会議室の一室。時計の秒針の音が時を刻んでいる。
漠然とした想いだけが胸にあり、届けたくても誰に届けたいのかもわからない。
「悶々とした気持ち」と紋切り型の表現で言えば簡単だが、それもどこか違うような気がしてならない。
世界はお金で満ちている。お金が嫌いなわけではない。お金を抜きに社会は成り立たない。行動原理の奥底から、お金は影響し、無意識に心を縛っている。
じゃあ開放されたとしたら、俺は何を望むのか。実際に、お金の心配をしなくてもよい時もあった。そんなときも、だらだらと時間をすごすことにお金を使い、真剣に人生と向き合おうとはしなかった。マッサージや旅行、飲み屋に風俗。不満はないが満足もないという結論になる。
いざ、お金がなくなってみると、驚くほど心細くなる。これほどまでに心が影響されるものかと、我ながら意志の弱さに情けなくなる。困っていないときは威勢が良くても、無くなった途端に軟弱になるとは情けない。
そのくせ、自分自身に言い訳をして、
「人生の学びに違いない」などと、誤魔化し逃げ続ける。自分の心とも向き合えない。私だけではない。恐らく、ほとんどの人間は毎日のことに追われて、特に深く人生を考えることもないのだろう。それでいいのか・・・・と自問自答をどこかでしながら。
私はいつも青春に憧れる。憧れるということは、体験していないと認めている。冷静に考えたら、青春らしきものはあった。なのになぜ未体験のような感覚を覚えるのか。

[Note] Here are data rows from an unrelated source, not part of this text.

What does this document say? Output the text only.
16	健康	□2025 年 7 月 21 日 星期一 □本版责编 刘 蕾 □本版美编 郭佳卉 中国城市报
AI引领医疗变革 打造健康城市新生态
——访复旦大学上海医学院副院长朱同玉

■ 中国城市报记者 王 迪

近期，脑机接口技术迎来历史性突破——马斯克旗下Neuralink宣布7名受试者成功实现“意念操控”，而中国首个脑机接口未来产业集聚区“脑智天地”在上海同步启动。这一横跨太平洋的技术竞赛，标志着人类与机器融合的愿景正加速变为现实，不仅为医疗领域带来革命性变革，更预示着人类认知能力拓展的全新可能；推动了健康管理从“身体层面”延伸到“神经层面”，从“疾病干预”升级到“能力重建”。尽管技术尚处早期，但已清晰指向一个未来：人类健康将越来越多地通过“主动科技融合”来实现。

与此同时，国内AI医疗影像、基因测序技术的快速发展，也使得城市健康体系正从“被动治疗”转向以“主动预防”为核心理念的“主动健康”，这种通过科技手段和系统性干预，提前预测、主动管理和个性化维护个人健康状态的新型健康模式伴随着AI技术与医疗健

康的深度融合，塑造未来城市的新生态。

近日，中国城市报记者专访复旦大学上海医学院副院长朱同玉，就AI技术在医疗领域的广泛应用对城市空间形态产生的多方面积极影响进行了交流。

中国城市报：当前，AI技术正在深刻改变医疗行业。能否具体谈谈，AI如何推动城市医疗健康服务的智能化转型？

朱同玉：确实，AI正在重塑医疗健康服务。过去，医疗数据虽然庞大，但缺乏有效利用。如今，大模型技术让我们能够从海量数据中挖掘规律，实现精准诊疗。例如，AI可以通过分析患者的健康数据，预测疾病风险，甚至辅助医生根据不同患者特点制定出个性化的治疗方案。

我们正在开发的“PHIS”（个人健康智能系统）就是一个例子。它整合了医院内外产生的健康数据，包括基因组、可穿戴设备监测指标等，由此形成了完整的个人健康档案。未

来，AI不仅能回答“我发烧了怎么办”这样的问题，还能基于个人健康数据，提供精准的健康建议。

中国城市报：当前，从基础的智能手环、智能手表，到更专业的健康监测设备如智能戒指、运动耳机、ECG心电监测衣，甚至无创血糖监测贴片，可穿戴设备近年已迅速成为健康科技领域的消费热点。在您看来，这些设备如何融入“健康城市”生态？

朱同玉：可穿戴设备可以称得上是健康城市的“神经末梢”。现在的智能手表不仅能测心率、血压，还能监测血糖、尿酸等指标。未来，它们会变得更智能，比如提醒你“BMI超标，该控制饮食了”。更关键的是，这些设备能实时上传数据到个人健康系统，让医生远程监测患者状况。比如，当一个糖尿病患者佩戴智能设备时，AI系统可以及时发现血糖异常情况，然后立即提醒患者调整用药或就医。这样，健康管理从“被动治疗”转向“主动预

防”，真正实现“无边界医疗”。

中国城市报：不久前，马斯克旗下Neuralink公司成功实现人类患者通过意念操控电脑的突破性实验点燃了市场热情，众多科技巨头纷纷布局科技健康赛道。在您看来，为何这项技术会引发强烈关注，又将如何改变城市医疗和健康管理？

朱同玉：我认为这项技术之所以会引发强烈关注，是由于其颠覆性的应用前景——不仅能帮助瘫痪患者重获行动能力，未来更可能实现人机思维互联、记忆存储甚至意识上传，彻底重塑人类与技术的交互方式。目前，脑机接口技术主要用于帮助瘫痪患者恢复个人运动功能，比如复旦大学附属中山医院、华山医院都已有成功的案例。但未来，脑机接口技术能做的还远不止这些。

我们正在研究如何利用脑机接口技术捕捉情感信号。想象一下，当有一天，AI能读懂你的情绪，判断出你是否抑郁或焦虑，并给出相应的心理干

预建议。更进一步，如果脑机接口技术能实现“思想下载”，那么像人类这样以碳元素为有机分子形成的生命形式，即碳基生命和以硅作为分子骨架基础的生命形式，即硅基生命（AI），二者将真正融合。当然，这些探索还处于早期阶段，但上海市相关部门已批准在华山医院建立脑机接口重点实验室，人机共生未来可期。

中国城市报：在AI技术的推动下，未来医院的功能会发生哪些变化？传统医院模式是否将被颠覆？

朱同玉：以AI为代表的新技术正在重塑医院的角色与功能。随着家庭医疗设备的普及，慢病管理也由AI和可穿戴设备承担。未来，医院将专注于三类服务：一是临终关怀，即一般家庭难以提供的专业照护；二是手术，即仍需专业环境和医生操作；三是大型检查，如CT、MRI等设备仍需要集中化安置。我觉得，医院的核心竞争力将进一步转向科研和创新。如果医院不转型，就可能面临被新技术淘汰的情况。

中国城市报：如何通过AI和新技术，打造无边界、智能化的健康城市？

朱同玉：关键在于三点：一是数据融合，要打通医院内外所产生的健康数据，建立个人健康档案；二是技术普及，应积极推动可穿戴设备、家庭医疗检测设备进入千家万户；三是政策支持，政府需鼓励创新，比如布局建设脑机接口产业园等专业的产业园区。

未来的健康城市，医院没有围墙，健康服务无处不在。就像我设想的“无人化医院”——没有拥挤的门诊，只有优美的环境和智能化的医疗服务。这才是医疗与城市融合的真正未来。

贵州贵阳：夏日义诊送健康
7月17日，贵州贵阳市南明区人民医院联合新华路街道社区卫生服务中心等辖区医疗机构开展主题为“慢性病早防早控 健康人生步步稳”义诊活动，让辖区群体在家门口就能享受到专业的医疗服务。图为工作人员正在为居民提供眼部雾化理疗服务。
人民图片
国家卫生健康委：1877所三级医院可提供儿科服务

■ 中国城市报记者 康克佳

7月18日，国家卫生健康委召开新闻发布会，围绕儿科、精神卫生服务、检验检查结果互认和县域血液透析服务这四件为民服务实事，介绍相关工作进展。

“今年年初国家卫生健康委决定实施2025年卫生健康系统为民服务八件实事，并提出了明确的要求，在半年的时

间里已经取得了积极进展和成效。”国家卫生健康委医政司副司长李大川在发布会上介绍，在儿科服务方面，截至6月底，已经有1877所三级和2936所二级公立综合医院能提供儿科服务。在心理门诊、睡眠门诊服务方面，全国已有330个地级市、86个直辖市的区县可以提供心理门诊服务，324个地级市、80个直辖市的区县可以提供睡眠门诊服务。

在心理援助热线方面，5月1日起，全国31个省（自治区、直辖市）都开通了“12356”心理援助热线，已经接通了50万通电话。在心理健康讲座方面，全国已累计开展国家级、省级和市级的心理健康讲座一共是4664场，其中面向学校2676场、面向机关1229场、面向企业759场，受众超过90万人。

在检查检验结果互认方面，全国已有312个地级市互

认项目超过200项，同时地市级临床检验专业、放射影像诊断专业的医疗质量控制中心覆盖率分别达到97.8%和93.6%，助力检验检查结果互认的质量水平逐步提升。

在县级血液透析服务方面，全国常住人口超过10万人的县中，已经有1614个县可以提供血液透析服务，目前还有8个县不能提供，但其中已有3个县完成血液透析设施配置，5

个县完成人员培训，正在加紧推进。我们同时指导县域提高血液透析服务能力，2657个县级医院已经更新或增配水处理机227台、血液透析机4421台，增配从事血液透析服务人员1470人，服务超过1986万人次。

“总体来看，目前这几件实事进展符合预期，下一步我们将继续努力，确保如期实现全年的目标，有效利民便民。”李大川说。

燃えたいのだ。真剣に燃えて燃え尽きて死にたいのだ。情熱の向け先がわからない、20代のころの気持ちをそのまま引きづり今に至る。もう不惑の年なのに。
大人になれない子供のままの、いわゆる厨二病か。
そうともいえるし、そうでもないといえる。形になれば官軍となる。
詐欺師と起業家は紙一重とも言う。
そんなことはどうでもいい。目の前の一歩を歩くのだ。さあともに歩こう。